They foresee a drop in consumption, although government measures would moderate the impact

They foresee a drop in consumption, although government measures would moderate the impact

One of those factors will be internal demand: Private consumption fell 1.3% in the second quarter in the seasonally adjusted measurement and, they estimate, this trend would continue in the second part of the year. Although they clarified that the measures adopted by the Government can help mitigate the impact, the effect of high inflation on purchasing power will be felt especially in the fourth quarter.

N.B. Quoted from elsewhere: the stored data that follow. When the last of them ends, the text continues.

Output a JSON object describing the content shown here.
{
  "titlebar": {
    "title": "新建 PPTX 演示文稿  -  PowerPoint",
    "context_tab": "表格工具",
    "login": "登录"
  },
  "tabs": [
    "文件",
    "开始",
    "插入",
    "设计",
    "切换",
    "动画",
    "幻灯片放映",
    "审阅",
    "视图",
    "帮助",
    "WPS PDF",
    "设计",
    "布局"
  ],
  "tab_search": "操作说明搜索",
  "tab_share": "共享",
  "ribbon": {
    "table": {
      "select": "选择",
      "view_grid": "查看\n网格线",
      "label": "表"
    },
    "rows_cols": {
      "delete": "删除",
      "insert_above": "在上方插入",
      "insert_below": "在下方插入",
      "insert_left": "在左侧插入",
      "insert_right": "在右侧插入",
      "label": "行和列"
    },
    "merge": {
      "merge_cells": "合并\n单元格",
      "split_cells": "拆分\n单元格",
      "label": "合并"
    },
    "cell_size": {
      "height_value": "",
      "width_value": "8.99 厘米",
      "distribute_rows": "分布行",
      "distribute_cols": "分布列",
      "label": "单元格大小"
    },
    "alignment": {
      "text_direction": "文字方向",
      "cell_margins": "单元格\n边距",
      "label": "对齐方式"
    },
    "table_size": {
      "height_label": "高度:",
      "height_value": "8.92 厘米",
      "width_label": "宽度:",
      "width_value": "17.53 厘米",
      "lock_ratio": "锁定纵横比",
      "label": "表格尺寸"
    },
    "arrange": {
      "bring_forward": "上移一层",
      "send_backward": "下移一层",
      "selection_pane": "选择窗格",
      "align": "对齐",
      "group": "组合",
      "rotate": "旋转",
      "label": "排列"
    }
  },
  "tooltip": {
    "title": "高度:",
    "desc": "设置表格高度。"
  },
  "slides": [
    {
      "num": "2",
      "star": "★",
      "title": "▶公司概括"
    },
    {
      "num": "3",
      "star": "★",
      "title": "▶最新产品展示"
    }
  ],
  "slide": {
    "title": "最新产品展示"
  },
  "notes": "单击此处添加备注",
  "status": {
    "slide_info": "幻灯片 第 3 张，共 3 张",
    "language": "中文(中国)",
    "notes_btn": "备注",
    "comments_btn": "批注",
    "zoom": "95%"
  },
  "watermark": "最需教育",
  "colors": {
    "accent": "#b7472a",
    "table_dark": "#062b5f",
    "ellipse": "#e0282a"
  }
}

In this regard, according to a study prepared by Fundación Capital, It was highlighted that the “leading indicators continue to present mixed results within the framework of a purchasing power that has already accumulated more than twelve consecutive months of decline.” (8.5% year-on-year estimated in September), but with some sectors of the population that continue to channel the lack of savings/investment alternatives into certain goods and services.”

In that sensethey highlighted that mass consumption grew 5.2% year-on-year in August, with a strong jump in sales the week after the PASO, “which can be associated with defensive behavior of consumers in the face of price increases.” “Additionallythe consumption of durable goods began to show negative records. The sale of household appliances had a decrease of 18.7% yoy in June vs. an increase of 4.2% yoy in the January-May average. Likewise, car sales to the domestic market already had two consecutive negative records in July (-2.4% yoy) and August (-11% yoy), according to ADEFA,” the report explained.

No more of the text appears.